Os principais resultados do levantamento são os seguintes:
- Repasse do aumento de custos: 45% dizem ter reajustado abaixo da inflação; 29% não fizeram reajustes; 23% aumentaram conforme a inflação; 3% subiram acima da inflação
- Lucratividade: 35% dizem que tiveram lucro em maio; 29% tiveram prejuízo; 36% ficaram em equilíbrio
De acordo com o presidente da Abrasel, Paulo Solmucci, na média os estabelecimentos estão registrando boa frequência de clientes nos últimos meses, desde que foi retomada a circulação de pessoas. O faturamento médio também está crescendo.
Então, qual é o problema? Solmucci explica, no entanto, que nem todos os estabelecimentos estão conseguindo repassar o custo da inflação. Na última pesquisa da Abrasel, o percentual de empresários que fizeram reajustes abaixo da inflação ou que não aumentaram preços é de 74%.
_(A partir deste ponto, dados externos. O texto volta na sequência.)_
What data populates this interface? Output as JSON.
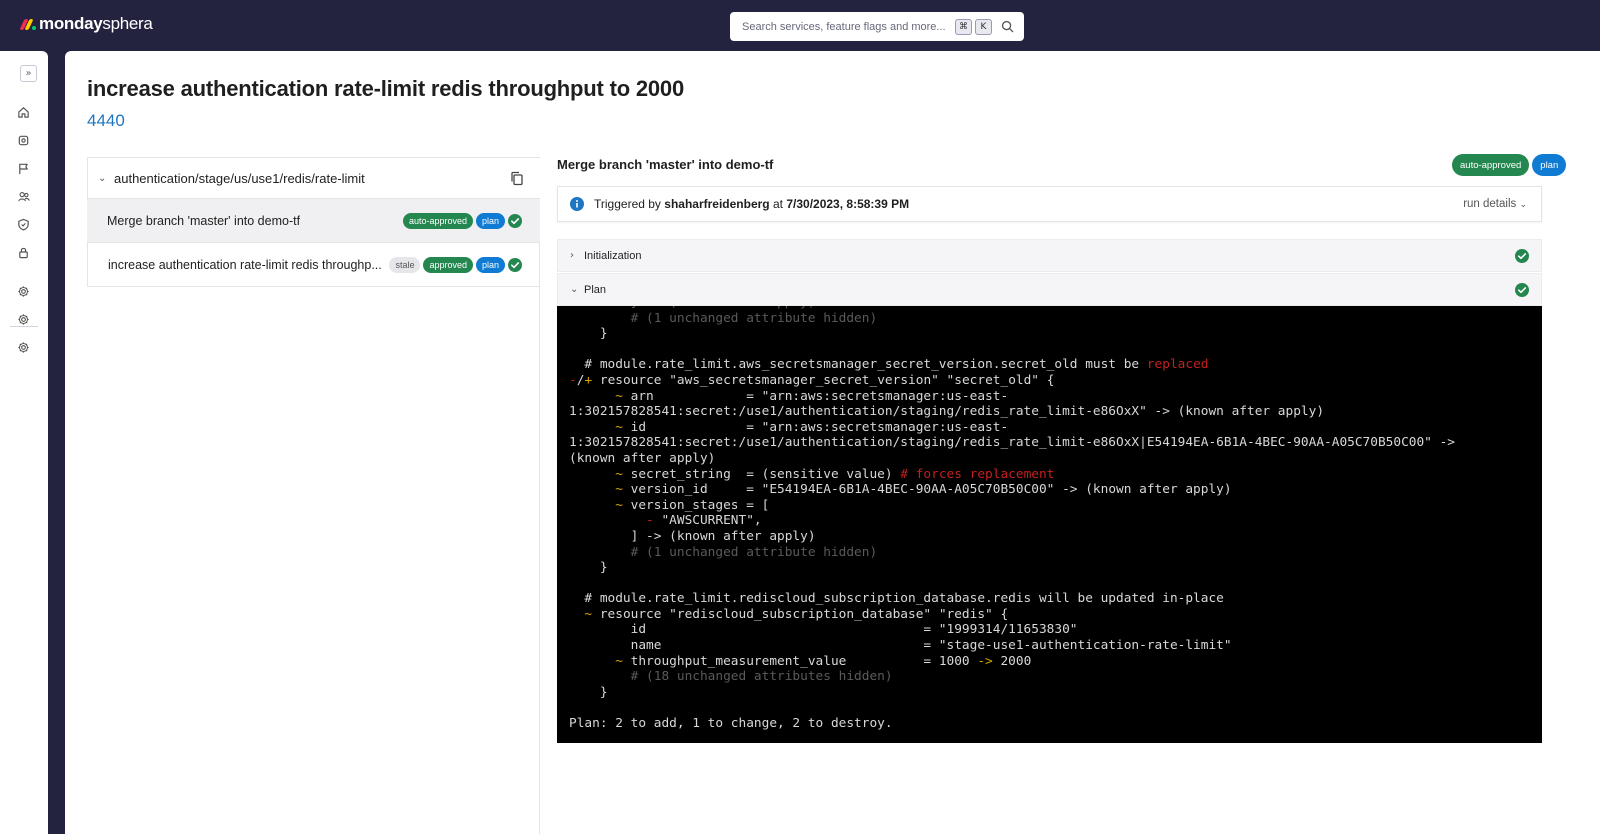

Além disso, embora a frequência de clientes não tenha diminuído, considerando a média de todos os estabelecimentos, Solmucci diz que bares e restaurantes voltados para a classe média estão com mais dificuldades.
"O topo da pirâmide está com mais facilidade para repassar preços, para receber clientes. Até porque atende uma classe mais endinheirada", explica. "A base também está melhor, porque há auxílios. Já os restaurantes mais focados na classe média, na classe C, estão sofrendo mais."
Dificuldades para reajustar
A empresária Eliana Maria da Silva Ferreira, 54, tem enfrentado dificuldades para repassar os custos. Proprietária de duas unidades do restaurante Box 49 em Belém (PA), ela atualizou o cardápio há cerca de um mês.
"Mas quando o cliente chegava, ele acabava reclamando", afirma. "Muitas vezes eu fazia o preço antigo."
Especializado em frutos do mar e em comidas típicas do Pará, o Box 49 viu o perfil da clientela mudar na pandemia, em meio à crise econômica.
Conforme a proprietária, muitos clientes antigos sumiram —e quem ficou está gastando menos.
"Eu tinha clientes que vinham todo domingo com a família. Hoje eles aparecem uma vez por mês", afirma. "Antigamente, uma família de quatro pessoas pedia um [prato de] camarão e um peixe com açaí. Agora, ela pede apenas o peixe e divide", exemplifica.